Wednesday 24 October 2012

The Meaning of Life

I wake up every day at eight o'clock in the morning. I don't want to wake up at all, but that's just how it is. Sometimes, it's better not to question why things happen and accept that that's just the way they are, whether they please you or not.

When I've recovered a little from the grief of having woken up, I wipe my tears away with the sleeve of my pyjama top, take my watch from the bedside table and wind it forward five hours so that it's one o'clock in the afternoon. As the old saying goes, 'morning is the most dreadful time of day.' I suppose they say that because it's so far away from night-time, which is the best time of day, as you can see less of the horror that surrounds us. Unless, of course, you have some kind of electronic lighting system, which are admittedly rather prevalent in this day and age.

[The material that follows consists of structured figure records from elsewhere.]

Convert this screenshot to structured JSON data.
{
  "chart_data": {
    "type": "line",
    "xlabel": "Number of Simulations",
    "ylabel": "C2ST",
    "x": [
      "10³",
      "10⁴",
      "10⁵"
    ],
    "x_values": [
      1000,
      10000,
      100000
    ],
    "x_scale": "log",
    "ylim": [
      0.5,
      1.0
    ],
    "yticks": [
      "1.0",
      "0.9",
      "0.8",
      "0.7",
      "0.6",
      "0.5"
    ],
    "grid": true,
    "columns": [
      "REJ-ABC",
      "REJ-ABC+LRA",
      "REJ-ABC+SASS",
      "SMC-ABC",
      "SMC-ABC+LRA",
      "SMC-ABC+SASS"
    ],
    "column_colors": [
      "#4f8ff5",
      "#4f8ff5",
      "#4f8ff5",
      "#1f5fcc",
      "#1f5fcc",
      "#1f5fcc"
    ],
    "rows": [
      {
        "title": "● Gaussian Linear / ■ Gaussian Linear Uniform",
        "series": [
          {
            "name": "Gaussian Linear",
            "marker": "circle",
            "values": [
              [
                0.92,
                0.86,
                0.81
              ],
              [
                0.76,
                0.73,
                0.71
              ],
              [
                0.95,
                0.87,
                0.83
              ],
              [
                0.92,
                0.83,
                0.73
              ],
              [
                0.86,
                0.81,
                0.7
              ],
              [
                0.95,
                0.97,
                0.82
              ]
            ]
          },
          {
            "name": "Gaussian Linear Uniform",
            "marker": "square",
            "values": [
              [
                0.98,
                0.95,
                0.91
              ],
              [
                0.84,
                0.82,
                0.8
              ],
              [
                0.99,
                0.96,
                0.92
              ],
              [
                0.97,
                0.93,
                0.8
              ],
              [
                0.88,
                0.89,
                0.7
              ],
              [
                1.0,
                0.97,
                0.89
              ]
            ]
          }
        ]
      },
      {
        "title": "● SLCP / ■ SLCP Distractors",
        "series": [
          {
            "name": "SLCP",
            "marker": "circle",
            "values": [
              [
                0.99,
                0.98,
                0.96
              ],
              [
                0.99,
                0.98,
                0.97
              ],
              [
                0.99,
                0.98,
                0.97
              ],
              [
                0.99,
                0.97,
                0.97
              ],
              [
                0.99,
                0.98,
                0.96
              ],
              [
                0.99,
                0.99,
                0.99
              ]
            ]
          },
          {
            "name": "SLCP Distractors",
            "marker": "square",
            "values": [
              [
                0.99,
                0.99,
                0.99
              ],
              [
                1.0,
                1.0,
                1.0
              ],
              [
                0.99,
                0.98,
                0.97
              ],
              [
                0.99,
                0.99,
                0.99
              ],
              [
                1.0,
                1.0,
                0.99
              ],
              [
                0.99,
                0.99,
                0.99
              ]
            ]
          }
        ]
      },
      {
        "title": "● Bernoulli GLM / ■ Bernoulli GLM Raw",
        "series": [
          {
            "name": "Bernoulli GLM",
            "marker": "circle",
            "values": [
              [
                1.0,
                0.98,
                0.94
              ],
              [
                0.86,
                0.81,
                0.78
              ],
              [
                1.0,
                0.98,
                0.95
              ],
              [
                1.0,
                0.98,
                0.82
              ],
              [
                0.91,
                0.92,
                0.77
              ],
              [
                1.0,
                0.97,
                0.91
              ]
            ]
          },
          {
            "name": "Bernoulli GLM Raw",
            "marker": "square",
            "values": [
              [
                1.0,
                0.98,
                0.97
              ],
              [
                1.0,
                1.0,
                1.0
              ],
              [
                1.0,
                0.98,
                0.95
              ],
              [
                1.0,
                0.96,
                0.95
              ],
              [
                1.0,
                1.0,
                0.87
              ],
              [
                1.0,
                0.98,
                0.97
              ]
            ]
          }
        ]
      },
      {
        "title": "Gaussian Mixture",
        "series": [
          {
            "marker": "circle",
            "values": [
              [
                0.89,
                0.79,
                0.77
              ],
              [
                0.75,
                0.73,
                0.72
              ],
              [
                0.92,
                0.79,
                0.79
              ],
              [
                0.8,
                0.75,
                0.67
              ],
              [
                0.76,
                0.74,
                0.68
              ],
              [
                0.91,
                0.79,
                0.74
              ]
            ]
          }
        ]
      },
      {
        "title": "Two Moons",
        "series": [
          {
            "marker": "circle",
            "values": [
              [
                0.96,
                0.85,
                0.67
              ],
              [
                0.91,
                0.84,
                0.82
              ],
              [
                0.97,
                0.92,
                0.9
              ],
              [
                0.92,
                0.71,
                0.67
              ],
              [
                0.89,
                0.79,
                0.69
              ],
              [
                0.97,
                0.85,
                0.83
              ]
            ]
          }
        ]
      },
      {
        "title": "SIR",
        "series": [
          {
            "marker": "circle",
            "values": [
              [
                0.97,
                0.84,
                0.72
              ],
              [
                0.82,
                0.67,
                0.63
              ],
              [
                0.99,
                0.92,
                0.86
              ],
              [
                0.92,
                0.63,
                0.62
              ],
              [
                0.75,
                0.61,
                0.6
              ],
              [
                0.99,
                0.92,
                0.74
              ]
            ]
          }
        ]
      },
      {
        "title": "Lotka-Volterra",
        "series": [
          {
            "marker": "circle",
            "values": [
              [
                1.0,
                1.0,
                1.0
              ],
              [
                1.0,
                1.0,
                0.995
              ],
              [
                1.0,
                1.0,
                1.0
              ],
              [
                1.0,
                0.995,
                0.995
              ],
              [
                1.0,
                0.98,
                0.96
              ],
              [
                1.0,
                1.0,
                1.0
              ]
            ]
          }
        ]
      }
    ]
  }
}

As it is now one o'clock in the afternoon, it is time for lunch. I eat a variety of things for lunch, because 'variety is the spice of life', but it is always accompanied with a tumbler of schnapps, because schnapps puts me at ease and makes my breath deliciously sweet.

Lunch usually takes me to about twenty past one, still an awfully long way away from night-time. I then go and sit on the sofa in the lounge, clutching my hair very tightly in my hands and displaying a pained expression on my face, just in case somebody is staring at me through the window and is unsure of my present state of mind.

When I've had enough of doing that, I look desperately around the room for something to do. Today for example, I saw the hoover and thought to myself, 'I'll hoover the entire house! That will pass the time and tire me out so that I can sleep soundly tonight!' But then I immediately remembered that hoovering is the most boring and unnecessary of all human pursuits and, in a fit of rage, I carefully took the hoover apart and laid it on the carpet in hundreds of tiny little pieces. Then I went next door and posted every single one of the tiny little pieces through my neighbour's letter box, before running back home and closing the door quietly behind me.

Within a few minutes, there was a noise at my own letter box. It was my neighbour posting all the tiny little pieces of hoover back to me before running back to his house. So I in turn picked up all the tiny little pieces and took them back to post through my neighbour's letter box.

This continued back and forth for an hour or so until he eventually stopped bringing the pieces back. We are both very shy men, and would never dream of talking to anybody or anything like that, but when it comes to not wanting to be in possession of a disassembled hoover, we are both very stubborn. But I am the most stubborn, or the stubbornest.

Being more stubborn than my next door neighbour gives me no satisfaction. It might surprise some of you to read this, but being more stubborn than your next door neighbour is completely pointless. And besides, having had time to think about things, I believe I may have been a little hasty. When I've plucked up the courage I shall go and ask my neighbour to give me my hoover back. I don't doubt for a second that he'll return it to me at once, because he's a very compliant man.

So today, what with all the toing and froing with the hoover, I managed to pass time a little more successfully, although it was still only a little after three by the time everything had quietened down again.

After sitting for a while to think about hopelessness, despair and the possibility of cancelling my subscription to a magazine which I no longer read thoroughly enough to justify the financial outlay, I'd had enough of the day, so I wound my watch forward until it showed one o'clock in the morning, which is my bedtime.

It's about five minutes past one now, and I'm lying in bed about to finish writing the last part of an account of my usual daily routine, in which I have referenced some particular things that happened today. It's still very light outside considering it's after one o'clock in the morning.

But I must go to sleep, because tomorrow I will be celebrating yet another birthday. I will be two hundred and seventy two years old.